Le jardin ordinaire, un idéal alimentaire
22Au même tire que les ripailles des jours de fête compensent l’angoisse du lendemain et les soucis quotidiens, le jardin fruitier-potager me semble être perçu par la paysannerie comme un espace compensatoire, celui d’un idéal alimentaire contrarié. Symbole bien connu de la propriété et de l’individualisme agraire, le jardin inscrit également à proximité du foyer, donc du cœur nourricier de la famille, l’idéal d’une sécurité alimentaire conjuguant abondance et diversité avec contrôle personnel de l’approvisionnement, loin de la tyrannie des blés, des prélèvements urbains et des aléas climatiques. Les petites superficies des jardins paysans, associées à la grande diversité des cultures annuelles et permanentes qui y sont cultivées, ainsi que dans les cours et jusque dans les recoins des bâtiments, doivent offrir au printemps et en été une image à la fois de profusion et de confusion, une image réconfortante et sécurisante pour la population tant la question de la sécurité alimentaire doit avant tout être posée d’un point de vue quantitatif.
23En réponse à l’anxiété de la disette et à la crainte des crises de cherté, mais aussi en réponse à la fiscalité, puisque le jardin de subsistances échappe à la dîme, le jardin procède d’une rationalité compensatrice de pays de Cocagne. Le jardin ordinaire se doit d’être le lieu de la diversité, de la profusion salutaire et de l’approvisionnement contrôlé. Pour une histoire des représentations, le jardin paysan répond aux trois grandes frustrations de la France rurale d’alors : les contraintes culturales collectives, l’exclusion de la pleine et entière propriété et les lendemains alimentaires incertains34.
La dialectique table des élites – culture de la faim
24Loin d’être indépendantes, les pratiques alimentaires des élites sont le fruit d’une constante dialectique avec la culture de la faim ambiante. Si ce rapport n’est pas nouveau, deux évolutions concomitantes viennent le modifier au cours de l’époque moderne : à partir du xviie siècle l’approvisionnement en denrées alimentaires de qualité est garanti toute l’année pour les élites de la fortune et de la naissance, et un processus de privatisation tend à soustraire au regard du peuple les fêtes aristocratiques dans les deux derniers siècles de l’Ancien Régime.

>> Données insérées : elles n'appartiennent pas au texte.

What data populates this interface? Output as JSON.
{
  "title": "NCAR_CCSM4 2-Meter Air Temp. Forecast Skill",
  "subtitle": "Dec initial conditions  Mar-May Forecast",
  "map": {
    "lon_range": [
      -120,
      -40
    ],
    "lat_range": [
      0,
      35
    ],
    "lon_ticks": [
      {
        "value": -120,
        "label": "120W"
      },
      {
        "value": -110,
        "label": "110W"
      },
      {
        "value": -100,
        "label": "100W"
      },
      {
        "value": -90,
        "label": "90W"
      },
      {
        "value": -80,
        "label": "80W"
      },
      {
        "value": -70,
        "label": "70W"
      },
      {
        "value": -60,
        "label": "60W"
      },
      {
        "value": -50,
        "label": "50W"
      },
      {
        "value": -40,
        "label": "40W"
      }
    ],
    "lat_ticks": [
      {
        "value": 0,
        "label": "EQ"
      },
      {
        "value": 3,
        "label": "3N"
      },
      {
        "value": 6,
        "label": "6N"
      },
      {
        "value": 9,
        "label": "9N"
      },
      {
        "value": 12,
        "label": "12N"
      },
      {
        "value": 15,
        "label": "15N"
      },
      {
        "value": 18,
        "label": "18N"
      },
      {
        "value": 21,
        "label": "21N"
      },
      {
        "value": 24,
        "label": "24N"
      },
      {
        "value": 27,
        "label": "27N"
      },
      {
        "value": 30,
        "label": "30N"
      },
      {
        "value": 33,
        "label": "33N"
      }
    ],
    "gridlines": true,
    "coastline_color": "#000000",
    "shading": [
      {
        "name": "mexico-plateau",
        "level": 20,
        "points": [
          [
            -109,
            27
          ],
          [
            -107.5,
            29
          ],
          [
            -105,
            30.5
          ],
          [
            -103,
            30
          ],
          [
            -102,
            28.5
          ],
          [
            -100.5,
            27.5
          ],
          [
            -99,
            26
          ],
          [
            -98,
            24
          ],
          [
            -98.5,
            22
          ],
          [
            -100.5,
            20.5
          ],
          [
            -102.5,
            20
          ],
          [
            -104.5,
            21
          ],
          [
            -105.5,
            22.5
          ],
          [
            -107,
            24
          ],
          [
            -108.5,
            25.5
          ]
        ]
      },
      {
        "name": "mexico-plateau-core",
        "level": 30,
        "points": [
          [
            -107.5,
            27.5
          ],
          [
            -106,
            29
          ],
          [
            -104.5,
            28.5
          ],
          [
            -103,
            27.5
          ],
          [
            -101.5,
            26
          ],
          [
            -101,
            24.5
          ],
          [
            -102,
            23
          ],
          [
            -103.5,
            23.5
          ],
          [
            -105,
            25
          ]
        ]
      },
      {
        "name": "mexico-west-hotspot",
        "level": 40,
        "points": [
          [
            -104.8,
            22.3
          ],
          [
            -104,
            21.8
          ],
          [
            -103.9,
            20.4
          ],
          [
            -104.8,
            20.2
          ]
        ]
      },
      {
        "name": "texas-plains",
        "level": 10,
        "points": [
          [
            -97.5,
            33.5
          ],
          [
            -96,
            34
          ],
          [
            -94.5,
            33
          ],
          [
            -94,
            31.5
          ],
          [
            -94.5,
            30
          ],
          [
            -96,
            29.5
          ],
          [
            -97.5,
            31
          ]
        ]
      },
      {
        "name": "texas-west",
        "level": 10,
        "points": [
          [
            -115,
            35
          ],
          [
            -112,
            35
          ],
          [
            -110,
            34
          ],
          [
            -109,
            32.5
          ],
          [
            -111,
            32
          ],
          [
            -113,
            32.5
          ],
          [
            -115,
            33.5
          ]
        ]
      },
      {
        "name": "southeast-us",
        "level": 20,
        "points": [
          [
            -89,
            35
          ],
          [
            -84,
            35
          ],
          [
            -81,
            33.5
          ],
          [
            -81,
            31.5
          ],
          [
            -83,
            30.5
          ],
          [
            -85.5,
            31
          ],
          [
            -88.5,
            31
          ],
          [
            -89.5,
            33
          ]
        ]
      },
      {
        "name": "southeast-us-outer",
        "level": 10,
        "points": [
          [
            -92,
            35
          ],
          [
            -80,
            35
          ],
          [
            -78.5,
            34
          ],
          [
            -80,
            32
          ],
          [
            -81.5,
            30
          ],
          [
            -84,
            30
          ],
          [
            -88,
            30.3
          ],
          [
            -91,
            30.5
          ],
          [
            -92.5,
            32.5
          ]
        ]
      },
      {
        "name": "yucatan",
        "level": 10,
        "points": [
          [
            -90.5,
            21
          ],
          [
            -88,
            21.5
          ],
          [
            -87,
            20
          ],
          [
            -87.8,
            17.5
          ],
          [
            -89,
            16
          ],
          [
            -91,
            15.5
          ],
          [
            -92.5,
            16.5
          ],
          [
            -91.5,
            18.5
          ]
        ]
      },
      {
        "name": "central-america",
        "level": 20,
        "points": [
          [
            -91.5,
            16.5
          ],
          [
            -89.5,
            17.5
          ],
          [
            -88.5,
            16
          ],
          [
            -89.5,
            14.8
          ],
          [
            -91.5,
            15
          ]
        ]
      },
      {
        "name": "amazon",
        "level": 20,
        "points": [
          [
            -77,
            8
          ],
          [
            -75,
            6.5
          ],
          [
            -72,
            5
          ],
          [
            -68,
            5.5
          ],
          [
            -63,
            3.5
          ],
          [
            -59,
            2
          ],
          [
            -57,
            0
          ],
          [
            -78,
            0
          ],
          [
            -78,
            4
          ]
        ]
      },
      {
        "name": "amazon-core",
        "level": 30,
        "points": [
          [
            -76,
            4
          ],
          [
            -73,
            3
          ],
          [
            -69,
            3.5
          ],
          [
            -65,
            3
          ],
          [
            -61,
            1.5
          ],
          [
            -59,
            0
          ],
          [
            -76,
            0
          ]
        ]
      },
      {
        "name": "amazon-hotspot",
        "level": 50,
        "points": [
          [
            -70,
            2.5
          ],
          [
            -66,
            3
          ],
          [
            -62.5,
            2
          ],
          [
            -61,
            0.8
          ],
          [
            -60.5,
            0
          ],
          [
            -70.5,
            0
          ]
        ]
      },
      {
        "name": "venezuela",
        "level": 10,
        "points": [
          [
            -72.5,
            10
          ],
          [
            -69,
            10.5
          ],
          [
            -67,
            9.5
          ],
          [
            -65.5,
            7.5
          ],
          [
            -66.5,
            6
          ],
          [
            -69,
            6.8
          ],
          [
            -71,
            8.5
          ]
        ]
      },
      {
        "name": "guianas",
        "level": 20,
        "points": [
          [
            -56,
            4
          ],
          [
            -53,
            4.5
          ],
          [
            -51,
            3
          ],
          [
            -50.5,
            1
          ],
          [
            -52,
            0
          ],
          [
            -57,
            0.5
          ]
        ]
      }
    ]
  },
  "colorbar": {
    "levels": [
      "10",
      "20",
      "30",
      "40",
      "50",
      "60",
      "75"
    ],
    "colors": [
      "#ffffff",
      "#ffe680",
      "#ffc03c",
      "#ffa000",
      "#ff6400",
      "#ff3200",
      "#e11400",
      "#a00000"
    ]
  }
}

Alimentation et délicatesse des élites
25Si la diète des élites des Temps modernes demeure éminemment carnée, elle est marquée par le déclin de la consommation de pain, de plats de céréales et de légumineuses au profit des légumes frais. Ces derniers sont de plus en plus nombreux à être cités dans les livres de cuisine français des Temps modernes : 24 aux xive-xve siècles, 29 au xvie siècle, 51 au xviie siècle et 57 au xviiie siècle35. Le goût affiché pour des nourritures végétales plus délicates et peu nourrissantes comme la laitue, les petits pois primeurs et les asperges, les champignons, les artichauts et le melon, les fruits fondants comme les poires, les pêches et les figues, permet de se distinguer du vulgaire recherchant des aliments roboratifs calant l’estomac. D’ailleurs si le discours diététique occidental dotait l’homme du peuple d’un robuste estomac, il gratifiait logiquement les élites d’un organe délicat ne pouvant digérer que des chères subtiles et délicates.

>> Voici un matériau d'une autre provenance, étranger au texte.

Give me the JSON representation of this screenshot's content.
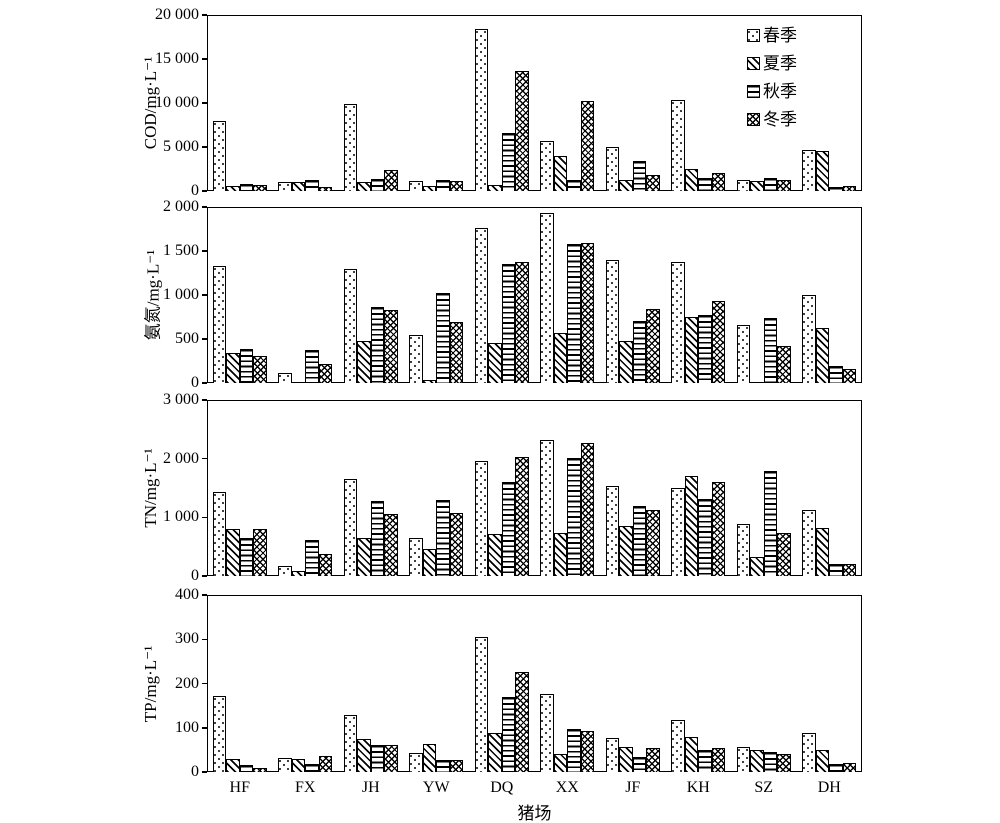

26Bien connues, les indigestions de petits pois primeurs à la cour de Versailles méritent mieux qu’un traitement anecdotique36 tant elles sont signifiantes du rapport social et politique à la nourriture. La préférence affectée pour les légumes frais et primeurs, les viandes fraîches de boucherie, les poissons frais d’eau douce et de mer, le pain blanc frais et les fruits précoces ou tardifs à courte maturité de consommation au détriment des légumes secs ou conservés en saumure, des salaisons et des fruits de garde, et des grosses tourtes de pain rassis souligne sciemment un régime alimentaire ostensiblement libéré des vulgaires contraintes techniques de l’approvisionnement populaire. Comme La Bruyère dans ses Caractères (VI – 47), Louis-Sébastien Mercier a bien saisi la logique sociale de ce goût pour les primeurs : « Les légumes et les fruits, dans leur première saison, sont hors de prix. Les grands ne manquent point d’en décorer leur table, plutôt par air que par goût, car le plus souvent ces fruits ne valent rien ; mais le maître d’hôtel croirait manquer à son poste s’il n’offrait pas ces fruits acerbes, qui sont plutôt faits pour l’œil que pour le palais. Il est de la dignité surtout d’avoir des petits pois dans le temps que la nature s’obstine à les refuser37. » L’usage de la glace ou de la neige pour rafraîchir le vin s’inscrit dans le même idéal de domestication des saisons. Grâce aux glacières creusées dans les parcs des résidences aristocratiques, on parvient à conserver de la glace disponible toute l’année pour rafraîchir des boissons, préparer des eaux rafraîchissantes et réaliser des sorbets.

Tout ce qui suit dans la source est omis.